Wednesday, 18 September 2019

Michigan scientists develop EpiPen to heal spinal cord injuries

16 July 2019 | News

This technology could lead to new therapeutic strategies

image credit- istock.com

image credit- istock.com

An injection of nanoparticles can prevent the body’s immune system from overreacting to trauma, potentially preventing some spinal cord injuries from resulting in paralysis.

The approach was demonstrated in mice at the University of Michigan, US, with the nanoparticles enhancing healing by reprogramming the aggressive immune cells—call it an “EpiPen” for trauma to the central nervous system, which includes the brain and spinal cord.

Researchers have designed nanoparticles that intercept immune cells on their way to the spinal cord, redirecting them away from the injury. Those that reach the spinal cord have been altered to be more pro-regenerative.
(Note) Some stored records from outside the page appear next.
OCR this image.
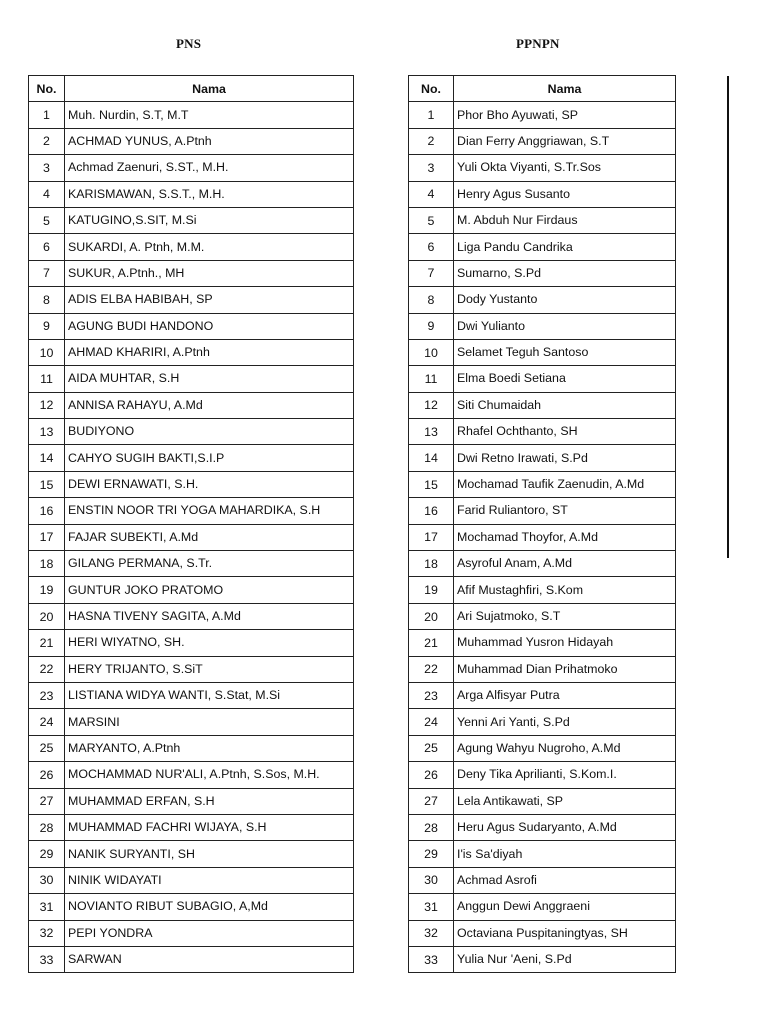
PNS	PPNPN
No.	Nama
1	Muh. Nurdin, S.T, M.T
2	ACHMAD YUNUS, A.Ptnh
3	Achmad Zaenuri, S.ST., M.H.
4	KARISMAWAN, S.S.T., M.H.
5	KATUGINO,S.SIT, M.Si
6	SUKARDI, A. Ptnh, M.M.
7	SUKUR, A.Ptnh., MH
8	ADIS ELBA HABIBAH, SP
9	AGUNG BUDI HANDONO
10	AHMAD KHARIRI, A.Ptnh
11	AIDA MUHTAR, S.H
12	ANNISA RAHAYU, A.Md
13	BUDIYONO
14	CAHYO SUGIH BAKTI,S.I.P
15	DEWI ERNAWATI, S.H.
16	ENSTIN NOOR TRI YOGA MAHARDIKA, S.H
17	FAJAR SUBEKTI, A.Md
18	GILANG PERMANA, S.Tr.
19	GUNTUR JOKO PRATOMO
20	HASNA TIVENY SAGITA, A.Md
21	HERI WIYATNO, SH.
22	HERY TRIJANTO, S.SiT
23	LISTIANA WIDYA WANTI, S.Stat, M.Si
24	MARSINI
25	MARYANTO, A.Ptnh
26	MOCHAMMAD NUR'ALI, A.Ptnh, S.Sos, M.H.
27	MUHAMMAD ERFAN, S.H
28	MUHAMMAD FACHRI WIJAYA, S.H
29	NANIK SURYANTI, SH
30	NINIK WIDAYATI
31	NOVIANTO RIBUT SUBAGIO, A,Md
32	PEPI YONDRA
33	SARWAN
No.	Nama
1	Phor Bho Ayuwati, SP
2	Dian Ferry Anggriawan, S.T
3	Yuli Okta Viyanti, S.Tr.Sos
4	Henry Agus Susanto
5	M. Abduh Nur Firdaus
6	Liga Pandu Candrika
7	Sumarno, S.Pd
8	Dody Yustanto
9	Dwi Yulianto
10	Selamet Teguh Santoso
11	Elma Boedi Setiana
12	Siti Chumaidah
13	Rhafel Ochthanto, SH
14	Dwi Retno Irawati, S.Pd
15	Mochamad Taufik Zaenudin, A.Md
16	Farid Ruliantoro, ST
17	Mochamad Thoyfor, A.Md
18	Asyroful Anam, A.Md
19	Afif Mustaghfiri, S.Kom
20	Ari Sujatmoko, S.T
21	Muhammad Yusron Hidayah
22	Muhammad Dian Prihatmoko
23	Arga Alfisyar Putra
24	Yenni Ari Yanti, S.Pd
25	Agung Wahyu Nugroho, A.Md
26	Deny Tika Aprilianti, S.Kom.I.
27	Lela Antikawati, SP
28	Heru Agus Sudaryanto, A.Md
29	I'is Sa'diyah
30	Achmad Asrofi
31	Anggun Dewi Anggraeni
32	Octaviana Puspitaningtyas, SH
33	Yulia Nur 'Aeni, S.Pd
With no drugs attached, the nanoparticles reprogram the immune cells with their physical characteristics: a size similar to cell debris and a negative charge that facilitates binding to immune cells. In theory, their nonpharmaceutical nature avoids unwanted side effects.
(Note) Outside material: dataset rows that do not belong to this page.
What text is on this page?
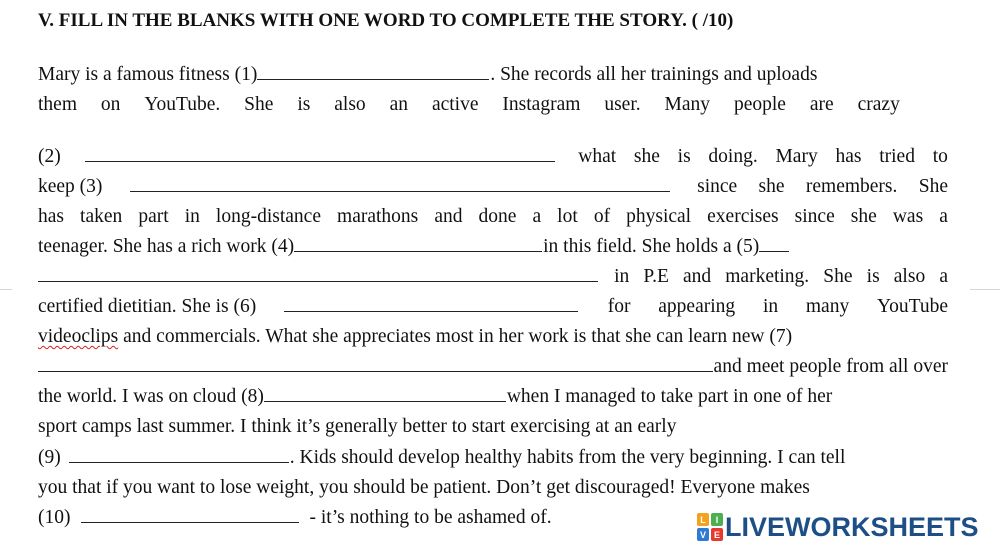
V. FILL IN THE BLANKS WITH ONE WORD TO COMPLETE THE STORY. ( /10)
Mary is a famous fitness (1)	. She records all her trainings and uploads
them on YouTube. She is also an active Instagram user. Many people are crazy
(2)	what she is doing. Mary has tried to
keep (3)	since she remembers. She
has taken part in long-distance marathons and done a lot of physical exercises since she was a
teenager. She has a rich work (4)	in this field. She holds a (5)
in P.E and marketing. She is also a
certified dietitian. She is (6)	for appearing in many YouTube
videoclips and commercials. What she appreciates most in her work is that she can learn new (7)
and meet people from all over
the world. I was on cloud (8)	when I managed to take part in one of her
sport camps last summer. I think it’s generally better to start exercising at an early
(9)	. Kids should develop healthy habits from the very beginning. I can tell
you that if you want to lose weight, you should be patient. Don’t get discouraged! Everyone makes
(10)	- it’s nothing to be ashamed of.	L I
V E LIVEWORKSHEETS
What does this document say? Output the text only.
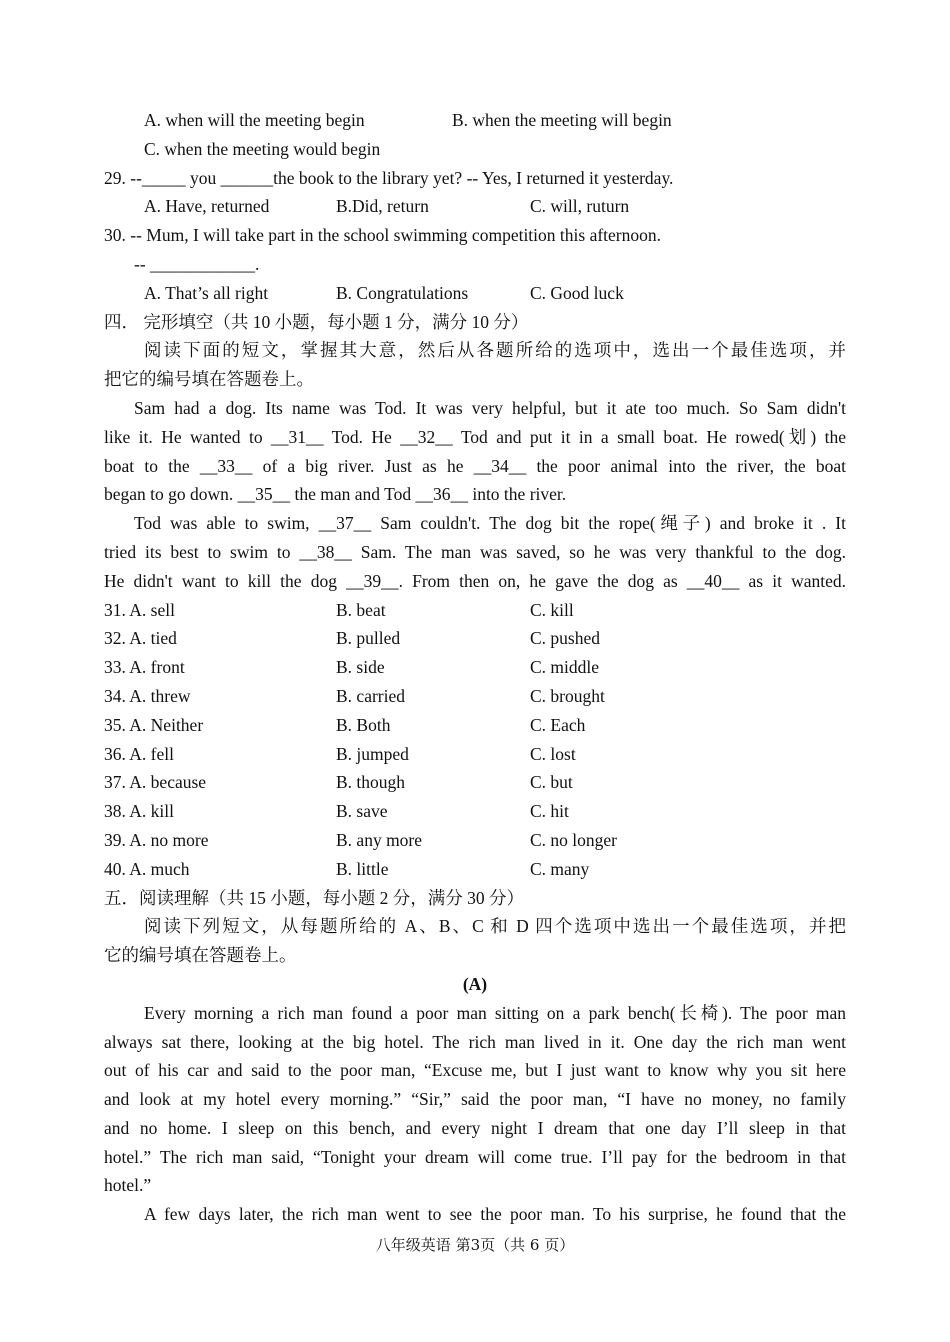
A. when will the meeting begin	B. when the meeting will begin
C. when the meeting would begin
29. --_____ you ______the book to the library yet? -- Yes, I returned it yesterday.
A. Have, returned	B.Did, return	C. will, ruturn
30. -- Mum, I will take part in the school swimming competition this afternoon.
-- ____________.
A. That’s all right	B. Congratulations	C. Good luck
四． 完形填空（共 10 小题，每小题 1 分，满分 10 分）
阅读下面的短文，掌握其大意，然后从各题所给的选项中，选出一个最佳选项，并
把它的编号填在答题卷上。
Sam had a dog. Its name was Tod. It was very helpful, but it ate too much. So Sam didn't
like it. He wanted to __31__ Tod. He __32__ Tod and put it in a small boat. He rowed(划) the
boat to the __33__ of a big river. Just as he __34__ the poor animal into the river, the boat
began to go down. __35__ the man and Tod __36__ into the river.
Tod was able to swim, __37__ Sam couldn't. The dog bit the rope(绳子) and broke it . It
tried its best to swim to __38__ Sam. The man was saved, so he was very thankful to the dog.
He didn't want to kill the dog __39__. From then on, he gave the dog as __40__ as it wanted.
31. A. sell	B. beat	C. kill
32. A. tied	B. pulled	C. pushed
33. A. front	B. side	C. middle
34. A. threw	B. carried	C. brought
35. A. Neither	B. Both	C. Each
36. A. fell	B. jumped	C. lost
37. A. because	B. though	C. but
38. A. kill	B. save	C. hit
39. A. no more	B. any more	C. no longer
40. A. much	B. little	C. many
五．阅读理解（共 15 小题，每小题 2 分，满分 30 分）
阅读下列短文，从每题所给的 A、B、C 和 D 四个选项中选出一个最佳选项，并把
它的编号填在答题卷上。
(A)
Every morning a rich man found a poor man sitting on a park bench(长椅). The poor man
always sat there, looking at the big hotel. The rich man lived in it. One day the rich man went
out of his car and said to the poor man, “Excuse me, but I just want to know why you sit here
and look at my hotel every morning.” “Sir,” said the poor man, “I have no money, no family
and no home. I sleep on this bench, and every night I dream that one day I’ll sleep in that
hotel.” The rich man said, “Tonight your dream will come true. I’ll pay for the bedroom in that
hotel.”
A few days later, the rich man went to see the poor man. To his surprise, he found that the
八年级英语 第3页（共 6 页）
With fewer immune cells at the trauma location, there is less inflammation and tissue deterioration. Second, immune cells that do make it to the injury are less inflammatory and more suited to supporting tissues that are trying to grow back together.

Hopefully, this technology could lead to new therapeutic strategies not only for patients with spinal cord injury but for those with various inflammatory diseases.